Socialsecurity3 Jesus' so-called social gospel is at the heart of his ministry. The rich should help the poor. Social security at its heart represents an even lesser requirement in that, for the most part, it represents the average person paying into a fund to eventually help herself. Paying in according to income should go without saying. In fact the more one earns, the higher percentage one should pay.
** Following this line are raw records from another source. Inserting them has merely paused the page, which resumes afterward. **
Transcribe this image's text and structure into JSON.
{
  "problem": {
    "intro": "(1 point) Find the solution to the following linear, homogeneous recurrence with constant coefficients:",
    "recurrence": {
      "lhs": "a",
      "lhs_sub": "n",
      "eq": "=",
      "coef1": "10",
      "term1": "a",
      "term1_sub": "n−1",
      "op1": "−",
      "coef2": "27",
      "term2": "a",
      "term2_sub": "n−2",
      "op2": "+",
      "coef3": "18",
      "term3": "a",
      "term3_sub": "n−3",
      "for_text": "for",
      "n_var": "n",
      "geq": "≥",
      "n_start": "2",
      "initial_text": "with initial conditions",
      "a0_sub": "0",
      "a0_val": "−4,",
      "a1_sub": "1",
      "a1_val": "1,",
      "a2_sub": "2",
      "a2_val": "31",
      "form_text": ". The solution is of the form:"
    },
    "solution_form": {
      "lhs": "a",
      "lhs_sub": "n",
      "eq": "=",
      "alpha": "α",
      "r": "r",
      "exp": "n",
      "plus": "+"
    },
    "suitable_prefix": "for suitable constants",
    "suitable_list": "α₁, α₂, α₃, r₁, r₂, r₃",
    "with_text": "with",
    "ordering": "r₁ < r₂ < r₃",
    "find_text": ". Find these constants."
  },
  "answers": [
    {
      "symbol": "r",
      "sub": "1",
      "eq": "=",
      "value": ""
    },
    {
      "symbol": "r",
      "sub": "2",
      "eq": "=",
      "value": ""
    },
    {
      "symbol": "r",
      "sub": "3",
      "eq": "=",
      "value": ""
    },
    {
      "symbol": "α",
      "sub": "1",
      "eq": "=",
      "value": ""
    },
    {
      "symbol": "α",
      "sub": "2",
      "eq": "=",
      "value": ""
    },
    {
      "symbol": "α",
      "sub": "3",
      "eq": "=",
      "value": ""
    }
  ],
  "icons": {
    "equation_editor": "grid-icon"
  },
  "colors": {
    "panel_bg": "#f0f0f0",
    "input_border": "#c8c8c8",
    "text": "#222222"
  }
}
In other words the social security tax should be progressive. On the other hand the payout should be according to need. Rich people don't need to collect social security. Poor people do. But there is no way of knowing who is going to be rich and who is going to be poor. That's why it's an insurance program. And the refusal of most Christian churches, especially right wing evangelicals, to support government programs to help the poor and disadvantaged is why I'm not a Christian. At least not in their sense.

And then they try to parse it that they don't believe in government programs to help the poor, but they do believe in private or voluntary programs to help the poor. Give me a break! Government is we the people acting collectively. I'm sure the rich right wing Republicans were grateful for government help when their houses were about to burn in the recent California fires. There is an appropriate sphere for government activity and vice versa for private  enterprise. Some things can be done more efficiently and effectively by collective or government action, namely building roads, fire fighting and helping the poor. Private old age insurance would simply screw the elderly in order to generate higher profits for stockholders and higher salaries for CEOs.

Another thing: in order to qualify for social security one must work ten years. There are a lot of people who, for one reason or another, have not worked or have not paid into social security for 10 years. So what's to happen to them in their old age. Out on the street? Shouldn't everybody be entitled to some minimal assistance in their old age? Homelessness is a travesty, but that's what happens to poor people who cannot pay rent in the USA. Many of them are veterans. This is a double travesty. Alcoholics and drug addicts should not be given money but in kind food and housing. Nobody should be out on the street.

Current law exempts anyone from paying social security taxes on salaries more than $90,000. That means that someone earning a million dollars (or a hundred million in terms of hedge fund managers) pays the same social security taxes as someone earning $90,000. This is not right. And it isn't right that the Federal Government is actually using money that has been collected for social security and medicare to fund other parts of the government, namely, war and the military-industrial complex. Then the Bush Administration has no money for children's health insurance, the SCHIP program, that, if entirely funded, would represent about two weeks worth of the money spent on the war in Iraq. There's always money for war and tax reductions for the rich. The poor have to beg for crumbs from the table.